O SÃO FRANCISCO
E O DANÚBIO
GC 409 SÃO
FRANCISCO E DANÚBIO
Por idos de
setembro nos idos dos baixos anos 50, Zé Bento, Dendéu e Mário, entre
por-do-sol e escurecer, pela altura da novela de rádio tocado a roda Pelton, picavam fogo no dorso do elefante, pode-se dizer exatamente pelo fio do
lombo da grande encosta da margem direita do Gualaxo, exatamente como o perfil
de elefante deitado. Surpreendente a capacidade de estender simultaneamente linha
de fogo contínua pela crista de mais de quilômetro de extensão. Do lado de cá,
diante das sombras e fumaças, caíam resíduos de folhas leves de capim queimado,
enquanto na novela o tiroteio prosseguia; amanhã as cinzas marcarão os rastros
dos que cuidarão das vacas e bezerros.
O Gualaxo (i guaraxuê, ou o poço do caburé
quebrado, obtido de autor neste momento não lembrado) de setembro era azul
marinho, nas vésperas de receber enxurradas encorpadas pelos sulcos dos arados,
e tornar-se emissário barrento da erosão que antecedia o florescer do milho,
que deveria estar capinado até 22 de dezembro, do contrário, segundo a tradição
local, o Tomé passaria pela roça, e
era prejuízo cer-to. Hoje a margem direita tem biotitagnaisse mais exposto que
em 1950, coqueiros, palmito, e mata secundá-ria. Sem moradores não mais produz
um grão de milho (profecia realizada de Sá Maria Gabriela?). Hoje rio mais
magro e mais limpo.
O que é o São
Francisco senão uma multidão de gualaxos?
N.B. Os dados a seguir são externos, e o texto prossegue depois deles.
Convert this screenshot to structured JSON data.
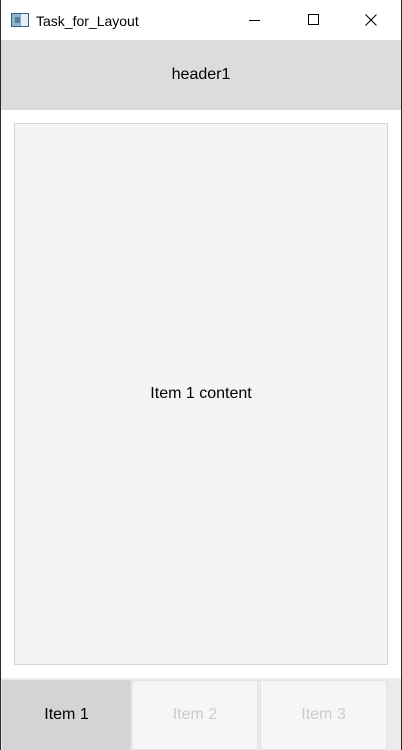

Vejamos numa imagem do dia comparação de débitos entre o Tocantins e o São
Francisco. Não sabendo a origem, nem tendo dados com-parativos, não sei se O
São Francisco é, de fato, tão mesquinho.
Vamos,
entretanto, por outro caminho, porque urge falar um pouco de outras formas de
comparação. A famigerada caixa d’água do Brasil, que, por outras razões, chamei
de toda rota, (numa visão geograficamente mais larga) abastece o rio Grande, e,
portanto, o Prata, o Paraíba do Sul, o Doce, O Mucuri, o Jequitinhonha, o
Contas e, salvo algum esquecimento, o próprio São Francisco. Se o dado
comparativo acima está correto, pelo menos em ordem de grandeza, seria uma
razão a mais para justificar a posição contrária à transposição construída e
divulgada pelo Projeto Manuelzão. Pessoalmente sempre considerei transposições
uma medida complicada, não só por seu impacto ambiental mais visível, mas,
principalmente por um direito fundamental do cidadão residente na parte
atingida pela transposição, portanto a jusante do ponto de derivação: é um
efeito de sentido territorial, quase tanto quanto a tomada do próprio
território. Outro efeito que em certo momento apontei, já começou a
multiplicar-se. Com efeito, transposição tornou-se algo juridicamente
admissível, quando deveria ser cláusula pétrea da constituição territorial
descrita em constituição das nações. Já pensaram se um país das cabeceiras do
Amazonas resolve fazer uma grande transposição para o Pacífico com o fim de
produzir algumas Cubatões de energia elétrica?
Antes de saltar
para uma comparação europeia, digo que uma das maiores surpresas que tive foi
presenciar uma cheia do Tejo em 1979, que fez o rio, de porte semelhante ao
Doce, na altura de Colatina alcançar largura de nada menos que 70 quilômetros
na região chamada Ribatejo, a montante de Lisboa. (Lembro-me, a propósito, de
que em comentários a respeito um colega meu, de lá, bem humorado, disse: “Não
se assuste, porque temos outros dados amazônicos; afinal, não sabes que Cascais
é o ponto em que a ribeira de Atrozela se une ao Tejo para formar o Atlântico?”.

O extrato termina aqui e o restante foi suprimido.